The potential content you create is limitless and you're creative so this is your jam. Here are a few suggestions to get you started:
If you have some great programme notes, put them online.
Perhaps some of your actors would like to write a rehearsal room diary and give an exclusive behind the scenes look at the process.
If you know the writer of the play, interview them about their work (or if they are famous and long dead, create a funny fictional interview).
If you’ve done a play on the school curriculum, create some educational resources that teachers could use.
5. Get. That. Email. List. (and treat them well)
Don’t put all your eggs into one social media basket.
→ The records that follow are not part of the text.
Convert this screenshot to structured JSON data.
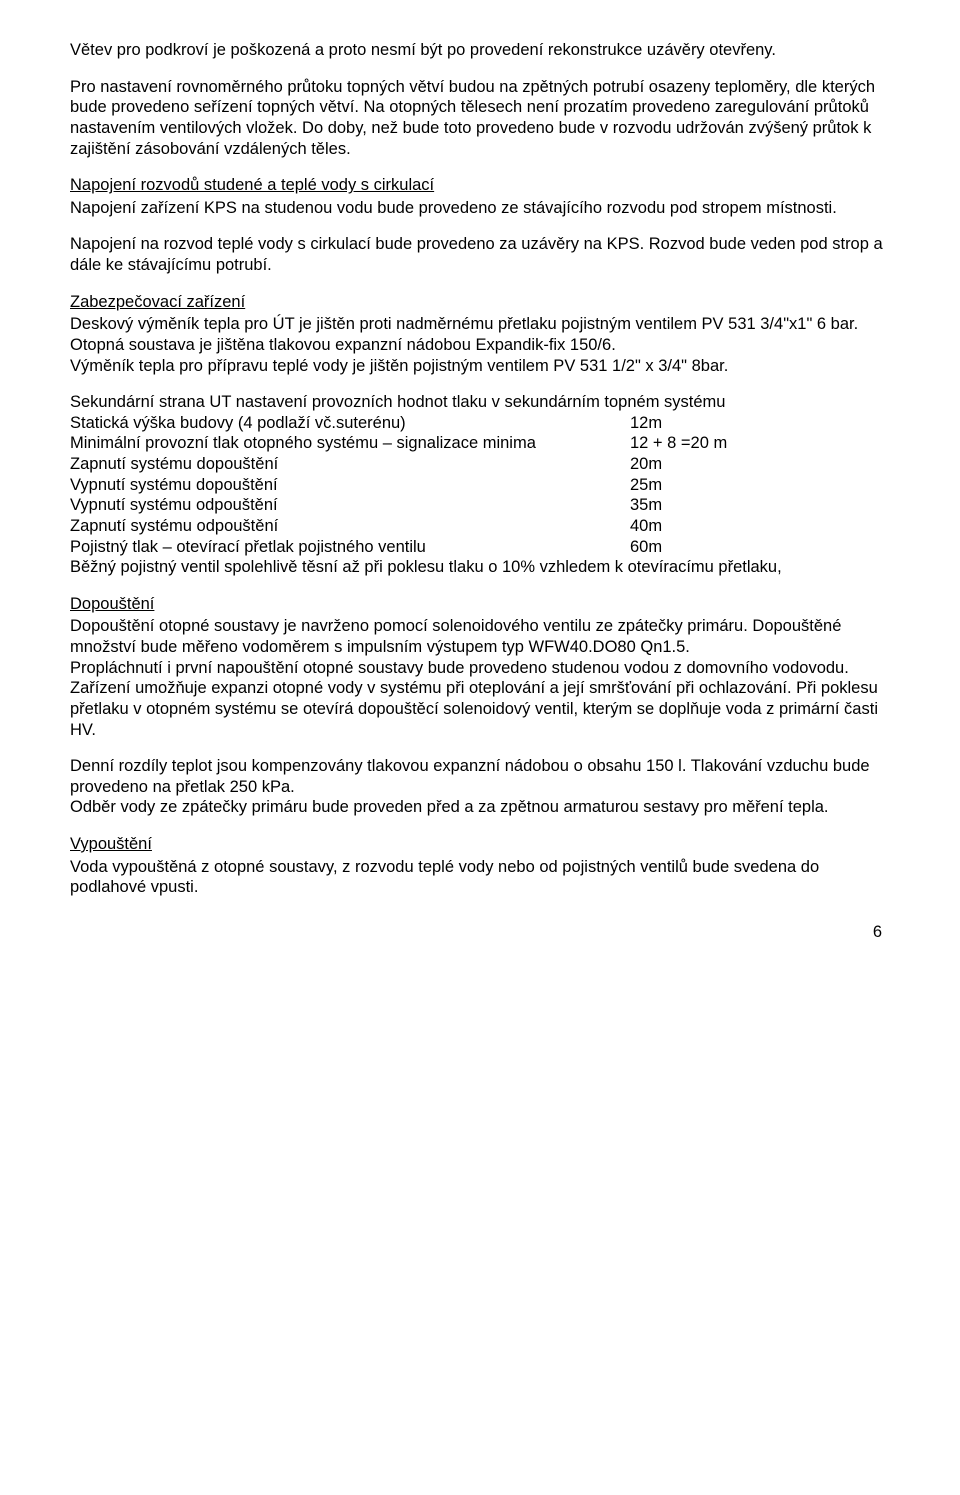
{
  "intro_para": "Větev pro podkroví je poškozená a proto nesmí být po provedení rekonstrukce uzávěry otevřeny.",
  "para2": "Pro nastavení rovnoměrného průtoku topných větví budou na zpětných potrubí osazeny teploměry, dle kterých bude provedeno seřízení topných větví. Na otopných tělesech není prozatím provedeno zaregulování průtoků nastavením ventilových vložek. Do doby, než bude toto provedeno bude v rozvodu udržován zvýšený průtok k zajištění zásobování vzdálených těles.",
  "section1_heading": "Napojení rozvodů studené a teplé vody s cirkulací",
  "section1_p1": "Napojení zařízení KPS na studenou vodu bude provedeno ze stávajícího rozvodu pod stropem místnosti.",
  "section1_p2": "Napojení na rozvod teplé vody s cirkulací bude provedeno za uzávěry na KPS. Rozvod bude veden pod strop a dále ke stávajícímu potrubí.",
  "section2_heading": "Zabezpečovací zařízení",
  "section2_p1": "Deskový výměník tepla pro ÚT je jištěn proti nadměrnému přetlaku pojistným ventilem PV 531 3/4\"x1\" 6 bar. Otopná soustava je jištěna tlakovou expanzní nádobou Expandik-fix 150/6.",
  "section2_p2": "Výměník tepla pro přípravu teplé vody je jištěn pojistným ventilem PV 531 1/2\" x 3/4\" 8bar.",
  "section3_heading": "Sekundární strana UT nastavení provozních hodnot tlaku v sekundárním topném systému",
  "table": [
    {
      "label": "Statická výška budovy (4 podlaží vč.suterénu)",
      "value": "12m"
    },
    {
      "label": "Minimální provozní tlak otopného systému – signalizace minima",
      "value": "12 + 8 =20 m"
    },
    {
      "label": "Zapnutí systému dopouštění",
      "value": "20m"
    },
    {
      "label": "Vypnutí systému dopouštění",
      "value": "25m"
    },
    {
      "label": "Vypnutí systému odpouštění",
      "value": "35m"
    },
    {
      "label": "Zapnutí systému odpouštění",
      "value": "40m"
    },
    {
      "label": "Pojistný tlak – otevírací přetlak pojistného ventilu",
      "value": "60m"
    }
  ],
  "section3_p1": "Běžný pojistný ventil spolehlivě těsní až při poklesu tlaku o 10% vzhledem k otevíracímu přetlaku,",
  "section4_heading": "Dopouštění",
  "section4_p1": "Dopouštění otopné soustavy je navrženo pomocí solenoidového ventilu ze zpátečky primáru. Dopouštěné množství bude měřeno vodoměrem s impulsním výstupem typ WFW40.DO80 Qn1.5.",
  "section4_p2": "Propláchnutí i první napouštění otopné soustavy bude provedeno studenou vodou z domovního vodovodu.",
  "section4_p3": "Zařízení umožňuje expanzi otopné vody v systému při oteplování a její smršťování při ochlazování. Při poklesu přetlaku v otopném systému se otevírá dopouštěcí solenoidový ventil, kterým se doplňuje voda z primární časti HV.",
  "section4_p4": "Denní rozdíly teplot jsou kompenzovány tlakovou expanzní nádobou o obsahu 150 l. Tlakování vzduchu bude provedeno na přetlak 250 kPa.",
  "section4_p5": "Odběr vody ze zpátečky primáru bude proveden před a za zpětnou armaturou sestavy pro měření tepla.",
  "section5_heading": "Vypouštění",
  "section5_p1": "Voda vypouštěná z otopné soustavy, z rozvodu teplé vody nebo od pojistných ventilů bude svedena do podlahové vpusti.",
  "page_number": "6"
}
Having followers on Facebook isn’t enough because you don’t own them, Facebook does. All it takes is for them to change one little algorithm and your followers may never see your amazing content. This is why you need an email list.
There are plenty of ways in which you can grow your list: ask people to sign up when they are booking, have a clipboard in the foyer, offer them something like a ticket discount or a free list of marketing tips (hi, please sign up for my theatre co’s email list here).
Once you have them, nurture them and treat them well because they are solid gold. Don’t just spam them with promotions for your shows, make being on your list worth their while and enrich their lives. Give them things that will make them love you (this is a great opportunity to collaborate with other companies, maybe you can do a swap and offer freebies to each others’ shows) and then you can ask them to buy tickets.
(Remember that people need to opt in to your email list, Australia has some pretty strict anti-spam laws.)